Q: What are the evidence-based best practices for managing comorbid conditions frequently associated with ADHD Combined Type in adolescents?

A: Adolescents with ADHD Combined Type (ADHD-C) often present with comorbid conditions such as Oppositional Defiant Disorder (ODD), Conduct Disorder (CD), anxiety disorders, and learning disabilities. Effective management requires a multimodal approach addressing both ADHD and the comorbid condition(s). Evidence-based practices for ADHD-C typically include medication (stimulants or non-stimulants) combined with behavioral therapy, such as parent training, classroom management strategies, and social skills training. When ODD or CD is present, incorporate specific interventions that address defiance and aggression, like parent management training and cognitive behavioral therapy. For anxiety disorders, cognitive behavioral therapy and mindfulness-based techniques can be beneficial. Co-occurring learning disabilities require individualized educational support and accommodations. Integrated treatment plans addressing all presenting concerns are crucial. Learn more about the interplay between ADHD-C and specific comorbid conditions to tailor treatment strategies effectively and improve patient outcomes.

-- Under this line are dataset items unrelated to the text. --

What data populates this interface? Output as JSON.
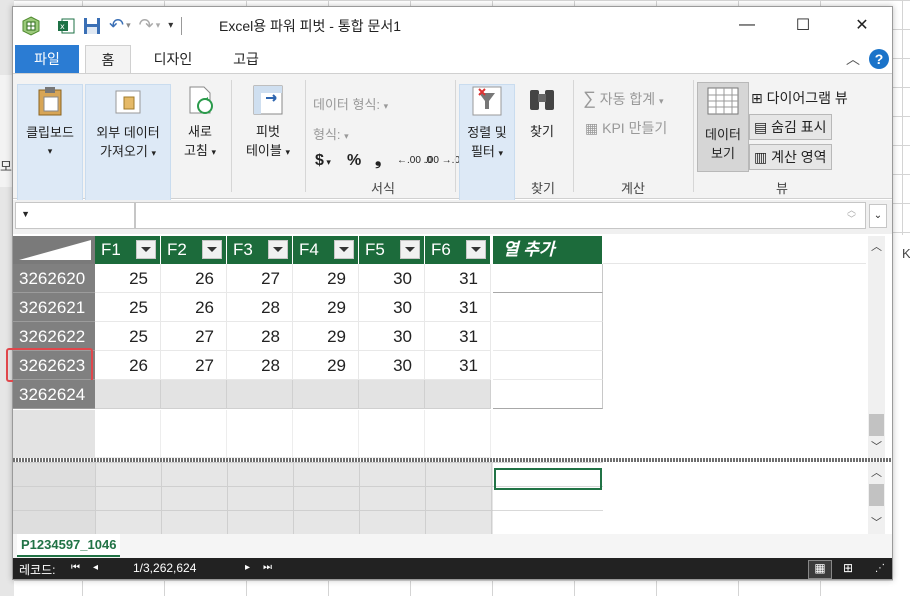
{
  "window": {
    "title": "Excel용 파워 피벗 - 통합 문서1",
    "minimize": "—",
    "maximize": "☐",
    "close": "✕"
  },
  "tabs": {
    "file": "파일",
    "home": "홈",
    "design": "디자인",
    "advanced": "고급"
  },
  "ribbon": {
    "clipboard": "클립보드",
    "get_external_line1": "외부 데이터",
    "get_external_line2": "가져오기",
    "refresh_line1": "새로",
    "refresh_line2": "고침",
    "pivot_line1": "피벗",
    "pivot_line2": "테이블",
    "data_type": "데이터 형식:",
    "format": "형식:",
    "currency": "$",
    "percent": "%",
    "comma": "❟",
    "inc_decimal": "←.00 .0",
    "dec_decimal": ".00 →.0",
    "format_group": "서식",
    "sort_filter_line1": "정렬 및",
    "sort_filter_line2": "필터",
    "find": "찾기",
    "find_group": "찾기",
    "autosum": "자동 합계",
    "kpi": "KPI 만들기",
    "calc_group": "계산",
    "data_view_line1": "데이터",
    "data_view_line2": "보기",
    "diagram_view": "다이어그램 뷰",
    "show_hidden": "숨김 표시",
    "calc_area": "계산 영역",
    "view_group": "뷰"
  },
  "table": {
    "columns": [
      "F1",
      "F2",
      "F3",
      "F4",
      "F5",
      "F6"
    ],
    "add_column": "열 추가",
    "rows": [
      {
        "id": "3262620",
        "values": [
          "25",
          "26",
          "27",
          "29",
          "30",
          "31"
        ]
      },
      {
        "id": "3262621",
        "values": [
          "25",
          "26",
          "28",
          "29",
          "30",
          "31"
        ]
      },
      {
        "id": "3262622",
        "values": [
          "25",
          "27",
          "28",
          "29",
          "30",
          "31"
        ]
      },
      {
        "id": "3262623",
        "values": [
          "26",
          "27",
          "28",
          "29",
          "30",
          "31"
        ]
      },
      {
        "id": "3262624",
        "values": [
          "",
          "",
          "",
          "",
          "",
          ""
        ]
      }
    ],
    "selected_row_id": "3262623"
  },
  "sheet_tab": "P1234597_1046",
  "status": {
    "record_label": "레코드:",
    "record_position": "1/3,262,624"
  },
  "background": {
    "row_label": "모",
    "col_label": "K"
  },
  "colors": {
    "header_green": "#1c6b3b",
    "accent_blue": "#2b7cd3",
    "highlight_red": "#e0474c"
  }
}
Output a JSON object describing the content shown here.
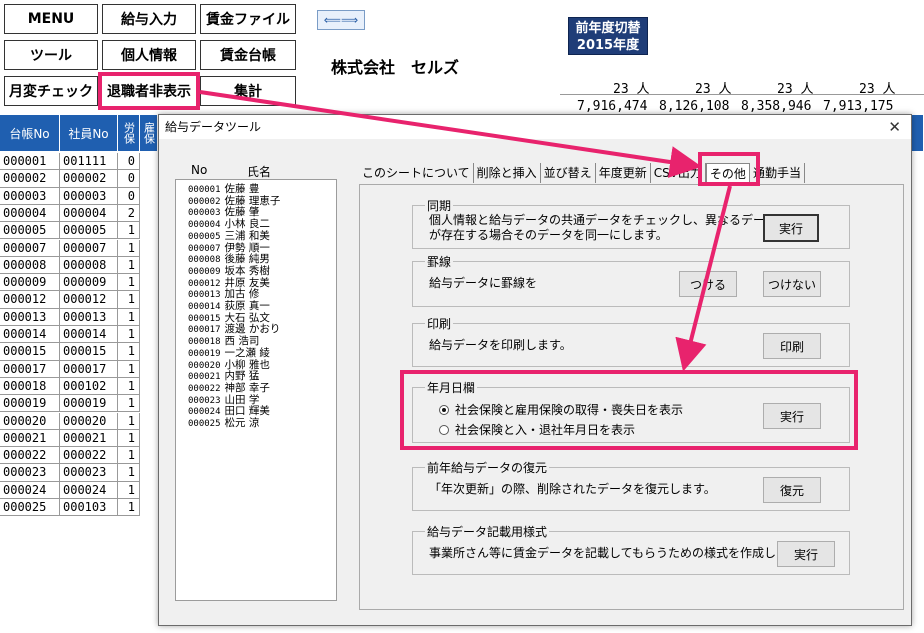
{
  "menu_buttons": [
    "MENU",
    "給与入力",
    "賃金ファイル",
    "ツール",
    "個人情報",
    "賃金台帳",
    "月変チェック",
    "退職者非表示",
    "集計"
  ],
  "arrow_button": "⟸⟹",
  "prev_year": {
    "line1": "前年度切替",
    "line2": "2015年度"
  },
  "company": "株式会社　セルズ",
  "counts": [
    "23 人",
    "23 人",
    "23 人",
    "23 人"
  ],
  "amounts": [
    "7,916,474",
    "8,126,108",
    "8,358,946",
    "7,913,175"
  ],
  "sheet": {
    "headers": [
      "台帳No",
      "社員No",
      "労保",
      "雇保"
    ],
    "rows": [
      [
        "000001",
        "001111",
        "0"
      ],
      [
        "000002",
        "000002",
        "0"
      ],
      [
        "000003",
        "000003",
        "0"
      ],
      [
        "000004",
        "000004",
        "2"
      ],
      [
        "000005",
        "000005",
        "1"
      ],
      [
        "000007",
        "000007",
        "1"
      ],
      [
        "000008",
        "000008",
        "1"
      ],
      [
        "000009",
        "000009",
        "1"
      ],
      [
        "000012",
        "000012",
        "1"
      ],
      [
        "000013",
        "000013",
        "1"
      ],
      [
        "000014",
        "000014",
        "1"
      ],
      [
        "000015",
        "000015",
        "1"
      ],
      [
        "000017",
        "000017",
        "1"
      ],
      [
        "000018",
        "000102",
        "1"
      ],
      [
        "000019",
        "000019",
        "1"
      ],
      [
        "000020",
        "000020",
        "1"
      ],
      [
        "000021",
        "000021",
        "1"
      ],
      [
        "000022",
        "000022",
        "1"
      ],
      [
        "000023",
        "000023",
        "1"
      ],
      [
        "000024",
        "000024",
        "1"
      ],
      [
        "000025",
        "000103",
        "1"
      ]
    ]
  },
  "dialog": {
    "title": "給与データツール",
    "close": "✕",
    "list_headers": {
      "no": "No",
      "name": "氏名"
    },
    "employees": [
      {
        "no": "000001",
        "name": "佐藤 豊"
      },
      {
        "no": "000002",
        "name": "佐藤 理恵子"
      },
      {
        "no": "000003",
        "name": "佐藤 肇"
      },
      {
        "no": "000004",
        "name": "小林 良二"
      },
      {
        "no": "000005",
        "name": "三浦 和美"
      },
      {
        "no": "000007",
        "name": "伊勢 順一"
      },
      {
        "no": "000008",
        "name": "後藤 純男"
      },
      {
        "no": "000009",
        "name": "坂本 秀樹"
      },
      {
        "no": "000012",
        "name": "井原 友美"
      },
      {
        "no": "000013",
        "name": "加古 修"
      },
      {
        "no": "000014",
        "name": "荻原 真一"
      },
      {
        "no": "000015",
        "name": "大石 弘文"
      },
      {
        "no": "000017",
        "name": "渡邊 かおり"
      },
      {
        "no": "000018",
        "name": "西 浩司"
      },
      {
        "no": "000019",
        "name": "一之瀬 綾"
      },
      {
        "no": "000020",
        "name": "小柳 雅也"
      },
      {
        "no": "000021",
        "name": "内野 猛"
      },
      {
        "no": "000022",
        "name": "神部 幸子"
      },
      {
        "no": "000023",
        "name": "山田 学"
      },
      {
        "no": "000024",
        "name": "田口 輝美"
      },
      {
        "no": "000025",
        "name": "松元 涼"
      }
    ],
    "tabs": [
      "このシートについて",
      "削除と挿入",
      "並び替え",
      "年度更新",
      "CSV出力",
      "その他",
      "通勤手当"
    ],
    "groups": {
      "sync": {
        "title": "同期",
        "desc1": "個人情報と給与データの共通データをチェックし、異なるデータ",
        "desc2": "が存在する場合そのデータを同一にします。",
        "btn": "実行"
      },
      "rule": {
        "title": "罫線",
        "desc": "給与データに罫線を",
        "btn1": "つける",
        "btn2": "つけない"
      },
      "print": {
        "title": "印刷",
        "desc": "給与データを印刷します。",
        "btn": "印刷"
      },
      "date": {
        "title": "年月日欄",
        "opt1": "社会保険と雇用保険の取得・喪失日を表示",
        "opt2": "社会保険と入・退社年月日を表示",
        "btn": "実行"
      },
      "restore": {
        "title": "前年給与データの復元",
        "desc": "「年次更新」の際、削除されたデータを復元します。",
        "btn": "復元"
      },
      "format": {
        "title": "給与データ記載用様式",
        "desc": "事業所さん等に賃金データを記載してもらうための様式を作成します。",
        "btn": "実行"
      }
    }
  },
  "colors": {
    "highlight": "#e8236d",
    "header_blue": "#1f5fb0",
    "dark_blue": "#1f3d78"
  }
}
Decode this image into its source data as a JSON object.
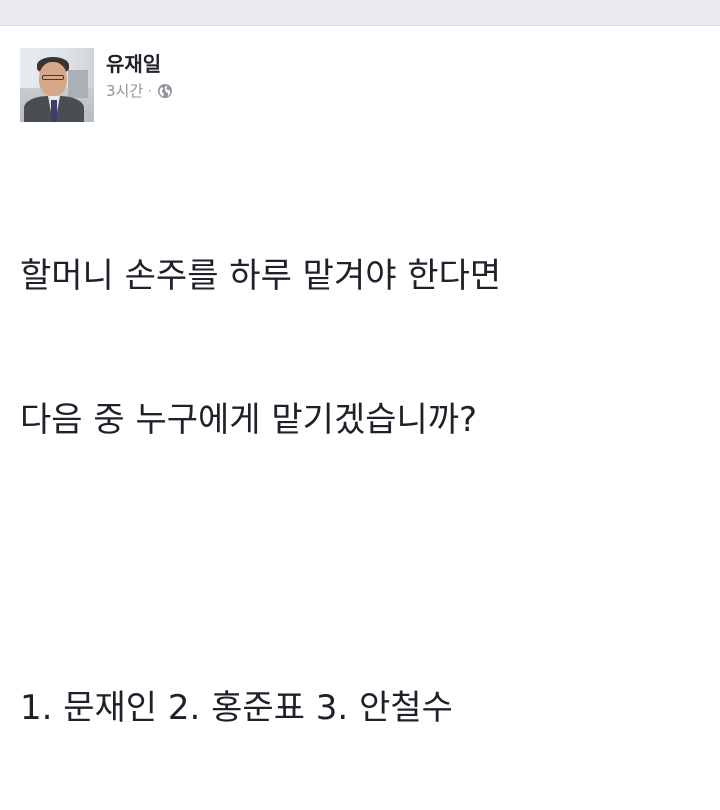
{
  "post": {
    "author": "유재일",
    "timestamp": "3시간",
    "separator": "·",
    "privacy_icon": "globe-icon",
    "text_lines": [
      "할머니 손주를 하루 맡겨야 한다면",
      "다음 중 누구에게 맡기겠습니까?",
      "",
      "1. 문재인 2. 홍준표 3. 안철수"
    ]
  },
  "colors": {
    "top_strip": "#e9ebee",
    "text": "#1d2129",
    "meta": "#90949c"
  }
}
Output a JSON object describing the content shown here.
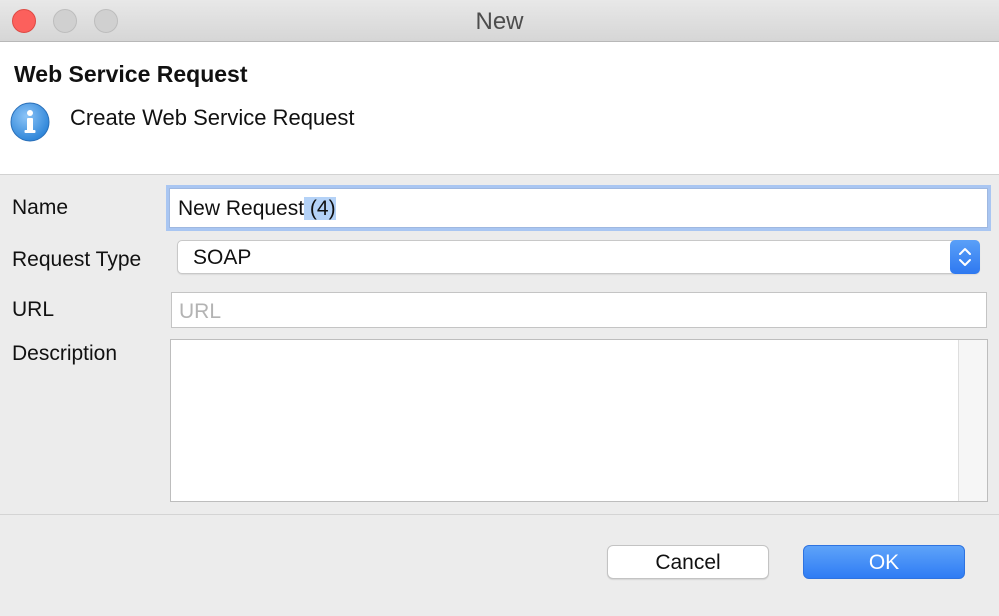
{
  "window": {
    "title": "New"
  },
  "header": {
    "title": "Web Service Request",
    "description": "Create Web Service Request",
    "icon": "info-icon"
  },
  "form": {
    "name_label": "Name",
    "name_value": "New Request",
    "name_selected_suffix": " (4)",
    "request_type_label": "Request Type",
    "request_type_value": "SOAP",
    "url_label": "URL",
    "url_placeholder": "URL",
    "url_value": "",
    "description_label": "Description",
    "description_value": ""
  },
  "buttons": {
    "cancel": "Cancel",
    "ok": "OK"
  },
  "colors": {
    "accent": "#3b86f6",
    "close_button": "#fc605c",
    "selection": "#b4d2f7"
  }
}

Consider implementing a collaborative care model involving therapists, psychiatrists, educators, and families.

Quick Tips

Practical Coding Tips
  • Code F90.2 for ADHD Combined Type
  • Document inattentiveness and hyperactivity
  • Specify ADHD-C if using short form
  • Check clinical criteria for F90.2
  • Review DSM-5 criteria for ADHD-C

Documentation Templates

Patient presents with symptoms consistent with ADHD Combined Type (ADHD-C, Attention Deficit Hyperactivity Disorder Combined Type, Attention-Deficit/Hyperactivity Disorder, Combined Presentation).  The patient exhibits both inattentive and hyperactive-impulsive symptoms meeting DSM-5 diagnostic criteria.  Inattention manifests as difficulty sustaining focus, forgetfulness in daily activities, organizational challenges, and distractibility.  Hyperactivity-impulsivity is observed through excessive talking, interrupting others, fidgeting, difficulty remaining seated, and impulsive behaviors.  These symptoms are present in multiple settings (e.g., home, school, work) and have persisted for over six months, negatively impacting academic, occupational, and social functioning.  Onset of symptoms was reported before age 12.  Differential diagnosis considered other conditions including oppositional defiant disorder, anxiety disorders, and learning disabilities.  Assessment included a clinical interview, behavioral rating scales completed by parents and teachers, and review of academic records.  Treatment plan includes initiation of stimulant medication (methylphenidate) with titration based on symptom response and tolerability, parent training in behavior management techniques, and referral to educational support services to address academic challenges.  Patient and family education provided regarding ADHD, medication management, and available community resources.  Follow-up appointment scheduled in four weeks to monitor treatment efficacy and assess for any adverse effects.  ICD-10 code F90.2 applied for ADHD Combined Presentation.  CPT codes for evaluation and management services will be determined based on time spent with the patient and complexity of medical decision making.